8. Lattice Mico32 Specific Information¶
This chaper discusses the Lattice Mico32 architecture dependencies in this port of RTEMS. The Lattice Mico32 is a 32-bit Harvard, RISC architecture “soft” microprocessor, available for free with an open IP core licensing agreement. Although mainly targeted for Lattice FPGA devices the microprocessor can be implemented on other vendors’ FPGAs, too.
Architecture Documents
For information on the Lattice Mico32 architecture, refer to the following documents available from Lattice Semiconductor http://www.latticesemi.com/.
“LatticeMico32 Processor Reference Manual” http://www.latticesemi.com/dynamic/view_document.cfm?document_id=20890
8.1. CPU Model Dependent Features¶
The Lattice Mico32 architecture allows for different configurations of the processor. This port is based on the assumption that the following options are implemented:
hardware multiplier
hardware divider
hardware barrel shifter
sign extension instructions
instruction cache
data cache
debug
8.2. Register Architecture¶
This section gives a brief introduction to the register architecture of the Lattice Mico32 processor.
The Lattice Mico32 is a RISC archictecture processor with a 32-register file of 32-bit registers.
Register Name
Function
r0
holds value zero
r1-r25
general purpose
r26/gp
general pupose / global pointer
r27/fp
general pupose / frame pointer
r28/sp
stack pointer
r29/ra
return address
r30/ea
exception address
r31/ba
breakpoint address
Note that on processor startup all register values are undefined including r0, thus r0 has to be initialized to zero.
8.3. Calling Conventions¶
8.3.1. Calling Mechanism¶
A call instruction places the return address to register r29 and a return from subroutine (ret) is actually a branch to r29/ra.
8.3.2. Register Usage¶
A subroutine may freely use registers r1 to r10 which are not preserved across subroutine invocations.
8.3.3. Parameter Passing¶
When calling a C function the first eight arguments are stored in registers r1 to r8. Registers r1 and r2 hold the return value.
8.4. Memory Model¶
The Lattice Mico32 processor supports a flat memory model with a 4 Gbyte address space with 32-bit addresses.
The following data types are supported:
Type |
Bits |
C Compiler Type |
---|---|---|
unsigned byte |
8 |
unsigned char |
signed byte |
8 |
char |
unsigned half-word |
16 |
unsigned short |
signed half-word |
16 |
short |
unsigned word |
32 |
unsigned int / unsigned long |
signed word |
32 |
int / long |
Data accesses need to be aligned, with unaligned accesses result are undefined.
8.5. Interrupt Processing¶
The Lattice Mico32 has 32 interrupt lines which are however served by only one exception vector.
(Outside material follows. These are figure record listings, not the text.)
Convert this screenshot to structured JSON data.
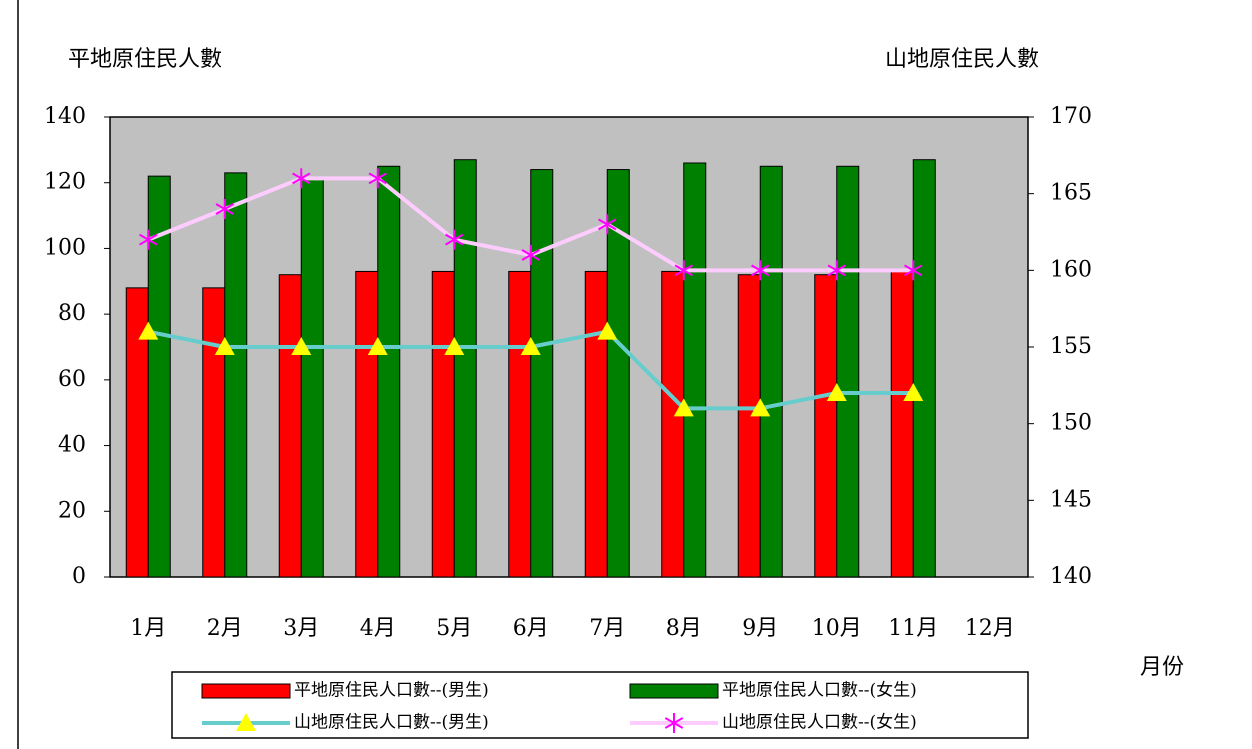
{
  "chart_data": {
    "type": "bar",
    "y_label": "平地原住民人數",
    "y2_label": "山地原住民人數",
    "x_label": "月份",
    "categories": [
      "1月",
      "2月",
      "3月",
      "4月",
      "5月",
      "6月",
      "7月",
      "8月",
      "9月",
      "10月",
      "11月",
      "12月"
    ],
    "series": [
      {
        "name": "平地原住民人口數--(男生)",
        "type": "bar",
        "color": "#ff0000",
        "values": [
          88,
          88,
          92,
          93,
          93,
          93,
          93,
          93,
          92,
          92,
          93,
          null
        ]
      },
      {
        "name": "平地原住民人口數--(女生)",
        "type": "bar",
        "color": "#008000",
        "values": [
          122,
          123,
          121,
          125,
          127,
          124,
          124,
          126,
          125,
          125,
          127,
          null
        ]
      },
      {
        "name": "山地原住民人口數--(男生)",
        "type": "line",
        "axis": "y2",
        "color": "#66cccc",
        "marker": "triangle",
        "marker_color": "#ffff00",
        "values": [
          156,
          155,
          155,
          155,
          155,
          155,
          156,
          151,
          151,
          152,
          152,
          null
        ]
      },
      {
        "name": "山地原住民人口數--(女生)",
        "type": "line",
        "axis": "y2",
        "color": "#ffccff",
        "marker": "asterisk",
        "marker_color": "#ff00ff",
        "values": [
          162,
          164,
          166,
          166,
          162,
          161,
          163,
          160,
          160,
          160,
          160,
          null
        ]
      }
    ],
    "ylim": [
      0,
      140
    ],
    "yticks": [
      0,
      20,
      40,
      60,
      80,
      100,
      120,
      140
    ],
    "y2lim": [
      140,
      170
    ],
    "y2ticks": [
      140,
      145,
      150,
      155,
      160,
      165,
      170
    ],
    "plot_background": "#c0c0c0"
  }
}
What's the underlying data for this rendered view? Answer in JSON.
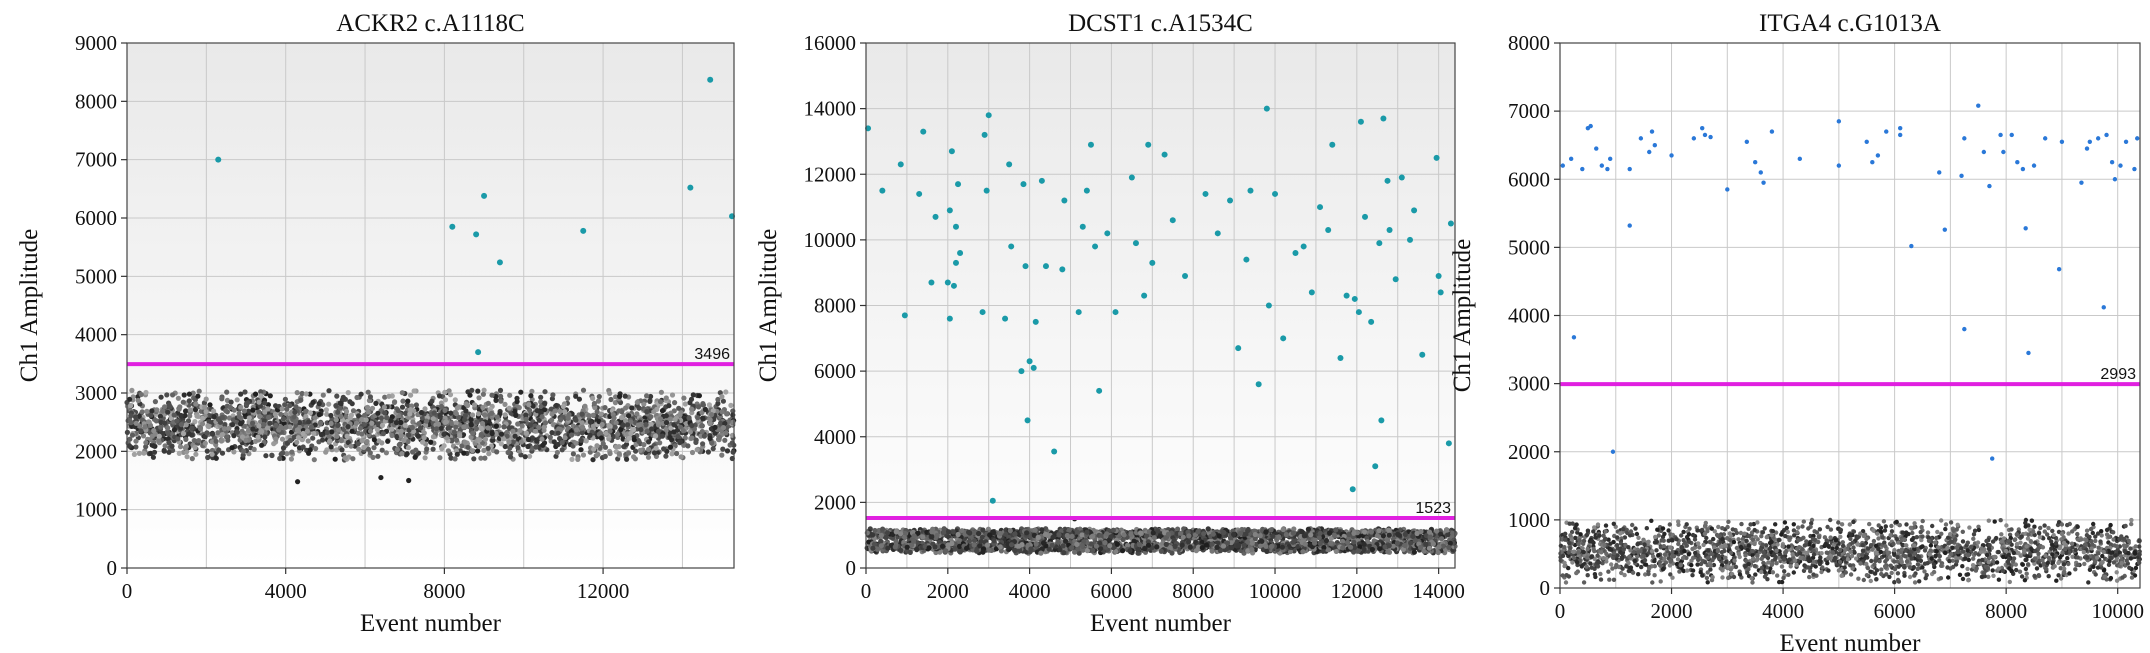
{
  "chart_data": [
    {
      "type": "scatter",
      "title": "ACKR2 c.A1118C",
      "xlabel": "Event number",
      "ylabel": "Ch1 Amplitude",
      "xlim": [
        0,
        15300
      ],
      "ylim": [
        0,
        9000
      ],
      "xticks": [
        0,
        4000,
        8000,
        12000
      ],
      "yticks": [
        0,
        1000,
        2000,
        3000,
        4000,
        5000,
        6000,
        7000,
        8000,
        9000
      ],
      "xtick_labels": [
        "0",
        "4000",
        "8000",
        "12000"
      ],
      "ytick_labels": [
        "0",
        "1000",
        "2000",
        "3000",
        "4000",
        "5000",
        "6000",
        "7000",
        "8000",
        "9000"
      ],
      "grid": true,
      "threshold": 3496,
      "threshold_label": "3496",
      "threshold_color": "#e020e0",
      "positive_color": "#1a9aa8",
      "negative_color": "#333333",
      "background_gradient": [
        "#e9e9e9",
        "#ffffff"
      ],
      "positive_droplets": [
        [
          2300,
          7000
        ],
        [
          8200,
          5850
        ],
        [
          8800,
          5720
        ],
        [
          8850,
          3700
        ],
        [
          9000,
          6380
        ],
        [
          9400,
          5240
        ],
        [
          11500,
          5780
        ],
        [
          14200,
          6520
        ],
        [
          14700,
          8370
        ],
        [
          15250,
          6030
        ]
      ],
      "negative_band": {
        "events": 15300,
        "ymin": 1850,
        "ymax": 3050
      },
      "negative_outliers": [
        [
          4300,
          1480
        ],
        [
          6400,
          1550
        ],
        [
          7100,
          1500
        ]
      ]
    },
    {
      "type": "scatter",
      "title": "DCST1 c.A1534C",
      "xlabel": "Event number",
      "ylabel": "Ch1 Amplitude",
      "xlim": [
        0,
        14400
      ],
      "ylim": [
        0,
        16000
      ],
      "xticks": [
        0,
        2000,
        4000,
        6000,
        8000,
        10000,
        12000,
        14000
      ],
      "yticks": [
        0,
        2000,
        4000,
        6000,
        8000,
        10000,
        12000,
        14000,
        16000
      ],
      "xtick_labels": [
        "0",
        "2000",
        "4000",
        "6000",
        "8000",
        "10000",
        "12000",
        "14000"
      ],
      "ytick_labels": [
        "0",
        "2000",
        "4000",
        "6000",
        "8000",
        "10000",
        "12000",
        "14000",
        "16000"
      ],
      "grid": true,
      "threshold": 1523,
      "threshold_label": "1523",
      "threshold_color": "#e020e0",
      "positive_color": "#1a9aa8",
      "negative_color": "#333333",
      "background_gradient": [
        "#e9e9e9",
        "#ffffff"
      ],
      "positive_droplets": [
        [
          50,
          13400
        ],
        [
          400,
          11500
        ],
        [
          850,
          12300
        ],
        [
          1300,
          11400
        ],
        [
          1400,
          13300
        ],
        [
          1600,
          8700
        ],
        [
          1700,
          10700
        ],
        [
          950,
          7700
        ],
        [
          2000,
          8700
        ],
        [
          2050,
          7600
        ],
        [
          2050,
          10900
        ],
        [
          2100,
          12700
        ],
        [
          2150,
          8600
        ],
        [
          2200,
          9300
        ],
        [
          2200,
          10400
        ],
        [
          2250,
          11700
        ],
        [
          2300,
          9600
        ],
        [
          2850,
          7800
        ],
        [
          2900,
          13200
        ],
        [
          2950,
          11500
        ],
        [
          3000,
          13800
        ],
        [
          3100,
          2050
        ],
        [
          3400,
          7600
        ],
        [
          3500,
          12300
        ],
        [
          3550,
          9800
        ],
        [
          3800,
          6000
        ],
        [
          3850,
          11700
        ],
        [
          3900,
          9200
        ],
        [
          3950,
          4500
        ],
        [
          4000,
          6300
        ],
        [
          4100,
          6100
        ],
        [
          4150,
          7500
        ],
        [
          4300,
          11800
        ],
        [
          4400,
          9200
        ],
        [
          4600,
          3550
        ],
        [
          4800,
          9100
        ],
        [
          4850,
          11200
        ],
        [
          5200,
          7800
        ],
        [
          5300,
          10400
        ],
        [
          5400,
          11500
        ],
        [
          5500,
          12900
        ],
        [
          5600,
          9800
        ],
        [
          5700,
          5400
        ],
        [
          5900,
          10200
        ],
        [
          6100,
          7800
        ],
        [
          6500,
          11900
        ],
        [
          6600,
          9900
        ],
        [
          6800,
          8300
        ],
        [
          6900,
          12900
        ],
        [
          7000,
          9300
        ],
        [
          7300,
          12600
        ],
        [
          7500,
          10600
        ],
        [
          7800,
          8900
        ],
        [
          8300,
          11400
        ],
        [
          8600,
          10200
        ],
        [
          8900,
          11200
        ],
        [
          9100,
          6700
        ],
        [
          9300,
          9400
        ],
        [
          9400,
          11500
        ],
        [
          9600,
          5600
        ],
        [
          9800,
          14000
        ],
        [
          9850,
          8000
        ],
        [
          10000,
          11400
        ],
        [
          10200,
          7000
        ],
        [
          10500,
          9600
        ],
        [
          10700,
          9800
        ],
        [
          10900,
          8400
        ],
        [
          11100,
          11000
        ],
        [
          11300,
          10300
        ],
        [
          11400,
          12900
        ],
        [
          11600,
          6400
        ],
        [
          11750,
          8300
        ],
        [
          11900,
          2400
        ],
        [
          11950,
          8200
        ],
        [
          12050,
          7800
        ],
        [
          12100,
          13600
        ],
        [
          12200,
          10700
        ],
        [
          12350,
          7500
        ],
        [
          12450,
          3100
        ],
        [
          12550,
          9900
        ],
        [
          12600,
          4500
        ],
        [
          12650,
          13700
        ],
        [
          12750,
          11800
        ],
        [
          12800,
          10300
        ],
        [
          12950,
          8800
        ],
        [
          13100,
          11900
        ],
        [
          13300,
          10000
        ],
        [
          13400,
          10900
        ],
        [
          13600,
          6500
        ],
        [
          13950,
          12500
        ],
        [
          14000,
          8900
        ],
        [
          14050,
          8400
        ],
        [
          14250,
          3800
        ],
        [
          14300,
          10500
        ]
      ],
      "negative_bands": [
        {
          "events": 14400,
          "ymin": 850,
          "ymax": 1200
        },
        {
          "events": 14400,
          "ymin": 450,
          "ymax": 850
        }
      ],
      "negative_outliers": [
        [
          5100,
          1500
        ]
      ]
    },
    {
      "type": "scatter",
      "title": "ITGA4 c.G1013A",
      "xlabel": "Event number",
      "ylabel": "Ch1 Amplitude",
      "xlim": [
        0,
        10400
      ],
      "ylim": [
        0,
        8000
      ],
      "xticks": [
        0,
        2000,
        4000,
        6000,
        8000,
        10000
      ],
      "yticks": [
        0,
        1000,
        2000,
        3000,
        4000,
        5000,
        6000,
        7000,
        8000
      ],
      "xtick_labels": [
        "0",
        "2000",
        "4000",
        "6000",
        "8000",
        "10000"
      ],
      "ytick_labels": [
        "0",
        "1000",
        "2000",
        "3000",
        "4000",
        "5000",
        "6000",
        "7000",
        "8000"
      ],
      "grid": true,
      "threshold": 2993,
      "threshold_label": "2993",
      "threshold_color": "#e020e0",
      "positive_color": "#2a78d8",
      "negative_color": "#555555",
      "background_gradient": [
        "#ffffff",
        "#ffffff"
      ],
      "positive_droplets": [
        [
          50,
          6200
        ],
        [
          200,
          6300
        ],
        [
          250,
          3680
        ],
        [
          400,
          6150
        ],
        [
          500,
          6750
        ],
        [
          550,
          6780
        ],
        [
          650,
          6450
        ],
        [
          750,
          6200
        ],
        [
          850,
          6150
        ],
        [
          900,
          6300
        ],
        [
          950,
          2000
        ],
        [
          1250,
          6150
        ],
        [
          1250,
          5320
        ],
        [
          1450,
          6600
        ],
        [
          1600,
          6400
        ],
        [
          1650,
          6700
        ],
        [
          1700,
          6500
        ],
        [
          2000,
          6350
        ],
        [
          2400,
          6600
        ],
        [
          2550,
          6750
        ],
        [
          2600,
          6650
        ],
        [
          2700,
          6620
        ],
        [
          3000,
          5850
        ],
        [
          3350,
          6550
        ],
        [
          3500,
          6250
        ],
        [
          3600,
          6100
        ],
        [
          3650,
          5950
        ],
        [
          3800,
          6700
        ],
        [
          4300,
          6300
        ],
        [
          5000,
          6850
        ],
        [
          5000,
          6200
        ],
        [
          5500,
          6550
        ],
        [
          5600,
          6250
        ],
        [
          5700,
          6350
        ],
        [
          5850,
          6700
        ],
        [
          6100,
          6750
        ],
        [
          6100,
          6650
        ],
        [
          6300,
          5020
        ],
        [
          6800,
          6100
        ],
        [
          6900,
          5260
        ],
        [
          7200,
          6050
        ],
        [
          7250,
          6600
        ],
        [
          7250,
          3800
        ],
        [
          7500,
          7080
        ],
        [
          7600,
          6400
        ],
        [
          7700,
          5900
        ],
        [
          7750,
          1900
        ],
        [
          7900,
          6650
        ],
        [
          7950,
          6400
        ],
        [
          8100,
          6650
        ],
        [
          8200,
          6250
        ],
        [
          8300,
          6150
        ],
        [
          8350,
          5280
        ],
        [
          8400,
          3450
        ],
        [
          8500,
          6200
        ],
        [
          8700,
          6600
        ],
        [
          8950,
          4680
        ],
        [
          9000,
          6550
        ],
        [
          9350,
          5950
        ],
        [
          9450,
          6450
        ],
        [
          9500,
          6550
        ],
        [
          9650,
          6600
        ],
        [
          9750,
          4120
        ],
        [
          9800,
          6650
        ],
        [
          9900,
          6250
        ],
        [
          9950,
          6000
        ],
        [
          10050,
          6200
        ],
        [
          10150,
          6550
        ],
        [
          10300,
          6150
        ],
        [
          10350,
          6600
        ]
      ],
      "negative_band": {
        "events": 10400,
        "ymin": 80,
        "ymax": 1000
      }
    }
  ]
}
When an interrupt occurs following happens:
address of next instruction placed in r30/ea
IE field of IE CSR saved to EIE field and IE field cleared preventing further exceptions from occuring.
branch to interrupt exception address EBA CSR + 0xC0
The interrupt exception handler determines from the state of the interrupt pending registers (IP CSR) and interrupt enable register (IE CSR) which interrupt to serve and jumps to the interrupt routine pointed to by the corresponding interrupt vector.
For now there is no dedicated interrupt stack so every task in the system MUST have enough stack space to accommodate the worst case stack usage of that particular task and the interrupt service routines COMBINED.
Nested interrupts are not supported.
8.6. Default Fatal Error Processing¶
Upon detection of a fatal error by either the application or RTEMS during
initialization the rtems_fatal_error_occurred
directive supplied by the
Fatal Error Manager is invoked. The Fatal Error Manager will invoke the
user-supplied fatal error handlers. If no user-supplied handlers are
configured or all of them return without taking action to shutdown the
processor or reset, a default fatal error handler is invoked.
Most of the action performed as part of processing the fatal error are described in detail in the Fatal Error Manager chapter in the User’s Guide. However, the if no user provided extension or BSP specific fatal error handler takes action, the final default action is to invoke a CPU architecture specific function. Typically this function disables interrupts and halts the processor.
In each of the architecture specific chapters, this describes the precise operations of the default CPU specific fatal error handler.
8.7. Symmetric Multiprocessing¶
SMP is not supported.
8.8. Thread-Local Storage¶
Thread-local storage is not implemented.